An error will be raised if other transactions running concurrently modify the same data that was modified in this transaction. It is up to the user to retry transactions when they fail.

txn = client.txn();
try:
  # ...
  # Perform any number of queries and mutations
  # ...
  # and finally...
  txn.commit()
except Exception as e:
  if isinstance(e, pydgraph.AbortedError):
    # Retry or handle exception.
  else:
    raise e
finally:
  # Clean up. Calling this after txn.commit() is a no-op
  # and hence safe.
  txn.discard()

Cleanup Resources

To cleanup resources, you have to call DgraphClientStub#close() individually for all the instances of DgraphClientStub.

SERVER_ADDR = "localhost:9080"

# Create instances of DgraphClientStub.
stub1 = pydgraph.DgraphClientStub(SERVER_ADDR)
stub2 = pydgraph.DgraphClientStub(SERVER_ADDR)

# Create an instance of DgraphClient.
client = pydgraph.DgraphClient(stub1, stub2)

# ...
# Use client
# ...

# Cleanup resources by closing all client stubs.
stub1.close()
stub2.close()

Setting Metadata Headers

Metadata headers such as authentication tokens can be set through the metadata of gRPC methods. Below is an example of how to set a header named “auth-token”.

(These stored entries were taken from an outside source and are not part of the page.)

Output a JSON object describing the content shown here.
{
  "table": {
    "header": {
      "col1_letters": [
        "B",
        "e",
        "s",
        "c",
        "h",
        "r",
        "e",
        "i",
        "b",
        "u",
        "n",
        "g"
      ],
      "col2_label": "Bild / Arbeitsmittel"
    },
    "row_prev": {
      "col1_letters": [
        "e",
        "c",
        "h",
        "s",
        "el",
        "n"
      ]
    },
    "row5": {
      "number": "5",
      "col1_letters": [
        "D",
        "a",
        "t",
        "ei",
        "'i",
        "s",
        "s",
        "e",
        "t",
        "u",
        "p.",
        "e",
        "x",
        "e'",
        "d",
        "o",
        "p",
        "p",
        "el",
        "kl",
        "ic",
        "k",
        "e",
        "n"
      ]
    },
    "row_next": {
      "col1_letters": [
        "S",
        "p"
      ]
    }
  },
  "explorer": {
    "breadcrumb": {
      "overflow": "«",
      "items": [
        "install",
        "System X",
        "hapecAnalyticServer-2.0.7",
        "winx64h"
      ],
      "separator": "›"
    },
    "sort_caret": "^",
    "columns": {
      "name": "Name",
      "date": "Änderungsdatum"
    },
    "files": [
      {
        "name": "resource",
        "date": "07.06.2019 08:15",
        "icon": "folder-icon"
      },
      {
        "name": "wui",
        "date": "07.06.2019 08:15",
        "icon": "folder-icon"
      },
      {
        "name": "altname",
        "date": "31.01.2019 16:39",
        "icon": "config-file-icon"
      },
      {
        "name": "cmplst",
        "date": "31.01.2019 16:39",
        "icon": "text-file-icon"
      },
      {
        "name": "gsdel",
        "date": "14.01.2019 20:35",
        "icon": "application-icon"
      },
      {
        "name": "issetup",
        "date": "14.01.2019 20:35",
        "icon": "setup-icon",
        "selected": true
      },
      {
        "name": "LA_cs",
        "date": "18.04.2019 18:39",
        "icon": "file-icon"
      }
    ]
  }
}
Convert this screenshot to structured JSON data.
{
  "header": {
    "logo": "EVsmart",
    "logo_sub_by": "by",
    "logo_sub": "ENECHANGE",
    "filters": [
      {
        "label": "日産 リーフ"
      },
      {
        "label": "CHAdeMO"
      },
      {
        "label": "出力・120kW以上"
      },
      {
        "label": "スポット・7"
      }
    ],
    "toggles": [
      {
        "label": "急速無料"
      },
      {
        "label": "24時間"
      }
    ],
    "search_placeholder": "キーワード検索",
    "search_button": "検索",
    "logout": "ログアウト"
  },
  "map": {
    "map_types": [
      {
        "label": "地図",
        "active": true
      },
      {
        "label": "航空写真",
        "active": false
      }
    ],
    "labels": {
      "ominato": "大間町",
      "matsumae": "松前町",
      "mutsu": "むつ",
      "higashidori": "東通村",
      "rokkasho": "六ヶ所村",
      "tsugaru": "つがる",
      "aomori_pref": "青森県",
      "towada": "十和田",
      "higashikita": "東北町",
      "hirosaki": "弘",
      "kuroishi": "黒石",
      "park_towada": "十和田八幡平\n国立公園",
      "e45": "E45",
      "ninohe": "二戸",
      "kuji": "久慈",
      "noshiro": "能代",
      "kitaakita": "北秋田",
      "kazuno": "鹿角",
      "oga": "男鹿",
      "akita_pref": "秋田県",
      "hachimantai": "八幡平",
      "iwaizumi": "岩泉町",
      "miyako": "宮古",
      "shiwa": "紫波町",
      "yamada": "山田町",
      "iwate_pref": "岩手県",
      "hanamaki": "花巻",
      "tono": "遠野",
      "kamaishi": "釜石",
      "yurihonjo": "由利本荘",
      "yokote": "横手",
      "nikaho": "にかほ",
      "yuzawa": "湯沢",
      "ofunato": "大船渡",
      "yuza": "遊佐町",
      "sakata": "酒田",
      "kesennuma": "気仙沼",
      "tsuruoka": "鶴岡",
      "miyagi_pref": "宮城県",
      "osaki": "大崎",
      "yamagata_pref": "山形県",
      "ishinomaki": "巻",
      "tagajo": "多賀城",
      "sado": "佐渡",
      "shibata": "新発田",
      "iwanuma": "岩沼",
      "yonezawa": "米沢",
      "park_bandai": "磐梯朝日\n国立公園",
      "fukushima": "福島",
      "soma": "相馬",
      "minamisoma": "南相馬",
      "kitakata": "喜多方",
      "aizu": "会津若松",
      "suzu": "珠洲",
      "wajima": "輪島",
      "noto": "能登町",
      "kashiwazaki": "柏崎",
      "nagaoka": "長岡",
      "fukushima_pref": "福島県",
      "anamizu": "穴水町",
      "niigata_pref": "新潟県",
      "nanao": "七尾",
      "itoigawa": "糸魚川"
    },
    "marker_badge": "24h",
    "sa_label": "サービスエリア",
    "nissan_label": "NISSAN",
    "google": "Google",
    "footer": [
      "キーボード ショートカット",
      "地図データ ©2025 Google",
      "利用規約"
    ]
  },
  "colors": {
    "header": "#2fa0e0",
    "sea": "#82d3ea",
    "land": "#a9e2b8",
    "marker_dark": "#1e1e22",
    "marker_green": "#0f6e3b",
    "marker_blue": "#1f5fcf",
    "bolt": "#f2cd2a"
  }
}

# The following piece of code shows how one can set metadata with
# auth-token, to allow Alter operation, if the server requires it.
# metadata is a list of arbritary key-value pairs.
metadata = [("auth-token", "the-auth-token-value")]
dg.alter(op, metadata=metadata)

Development

Building the source

python setup.py install
# To install for the current user, use this instead:
# python setup.py install --user

If you have made changes to the pydgraph/proto/api.proto file, you need need to regenerate the source files generated by Protocol Buffer tools. To do that, install the grpcio-tools library and then run the following command:

python scripts/protogen.py

Running tests

To run the tests in your local machine you can run the script scripts/local-tests.sh. This script assumes Dgraph and dgo (Go client) are already built on the local machine. The script will take care of bringing up a Dgraph cluster and bringing it down after the tests are executed. The script uses the port 9180 by default to prevent interference with clusters running on the default port. Docker and docker-compose need to be installed before running the script. Refer to the official Docker documentation for instructions on how to install those packages.

The test.sh script downloads and installs Dgraph. It is meant for use by our CI systems and using it for local development is not recommended.